Hi, I'm a single mum and last year I had some casual work. I got some super which was quickly eaten by the insurance.. Just wondering if those fees can be stopped if not working ? Coz I thought it would only be charged for inactive months so didn't know I would have to cancel it. Now coz my account is in 0 they closed it. I'm looking for more work now but unsure if I can re-activate my old account or reapply? Is it possible to have a super account without fees or insurance? What super companies are the best? I hardly understand any of it. Can people please explain the best ways to choose the right investment options in a super account. The info I was given when I first joined didn't explain it and neither could my family stop and help me. I feel so stupid coz I don't know all these things I probably should and I'm stumbling along trying to work it out on my Own.
3 Replies
Hey IM. Don't beat yourself up about not knowing. So many people aren't across the whole super thing. I am, but that's because I've worked in the industry for a number of years.
So first: yes, you can have super without insurance. Sometimes when you apply (especially through a workplace) there is a default/automatic insurance cover that you have to actually opt-out of. If you choose to open an account through a different fund (i.e. not an employer selected fund) you can just skip the insurance option.
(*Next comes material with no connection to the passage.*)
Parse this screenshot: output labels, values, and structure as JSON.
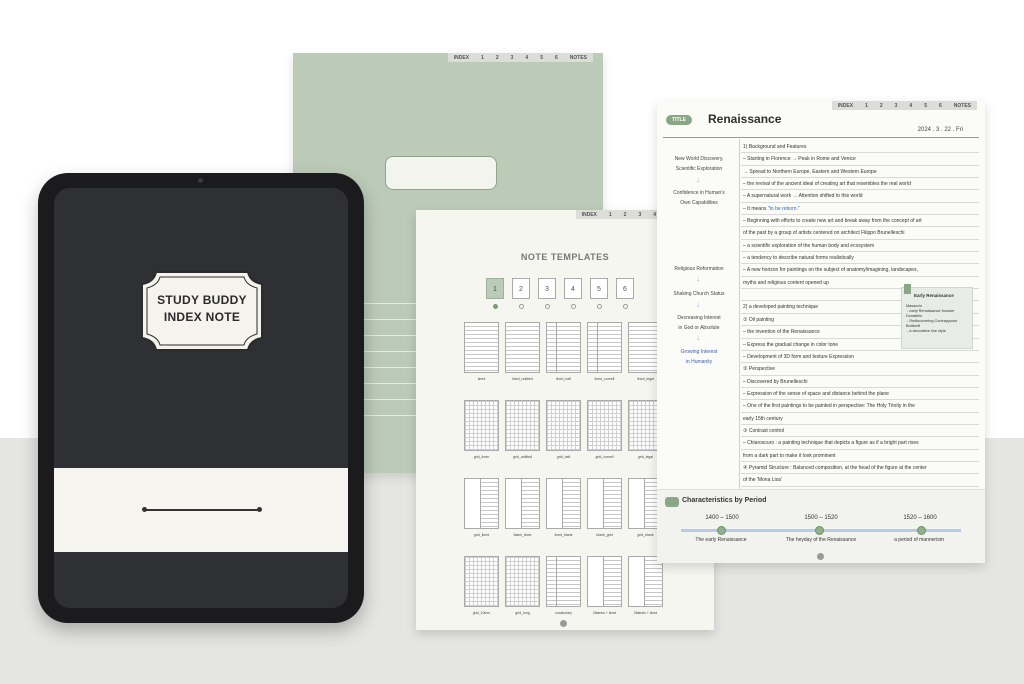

Fees will be charged on most superannuation accounts. Funds with lower fees are the industry funds such as Australian Super, Care, Rest etc. I'm with Australian Super and I'm very impressed with their service. As a customer, I'd recommend them. You can choose to open an account with any fund, you just give the account details to your employer. If you want to continue on with your old fund, give them a call and find out if you need to reapply or if you can simply reactivate your old account.
Investment options: easiest way is to choose a pre-mixed option. Most funds will have options such as Conservative, Balanced, Growth, High-Growth etc. Assuming you're youngish, and won't get access to your super for a while, you probably could choose a high growth option. This gives you a bigger return (usually!) but is higher risk. Over the past 8 years or so (since the global financial crisis) I've seen some pretty huge fluctuations in my super balance (this year has been especially sucky on the market), but it has continued on a generally upward trend and even having a few years off to have my daughter, my balance kept growing. What having higher returns should also do is negate the impact of fees on your account (as in, the earnings should be enough to see your account grow even taking into account fees being deducted). Obviously your balance will be low to start with, but once you get a bit in there it will start to earn more.
If/when you change jobs in the future, keep having your super paid to the same fund - it reduces the impact of fees just having the one account. I would suggest logging onto the ATO and checking for any lost super (you'll need your Tax File Number) while we're on the subject. If you've done any work in the past, there might be some there.
Feel free to keep asking questions. I'm here if you need me!
Thankyou so much :) makes much more sense.
You're welcome! I wish there was more information out there for people. It can be tricky to negotiate!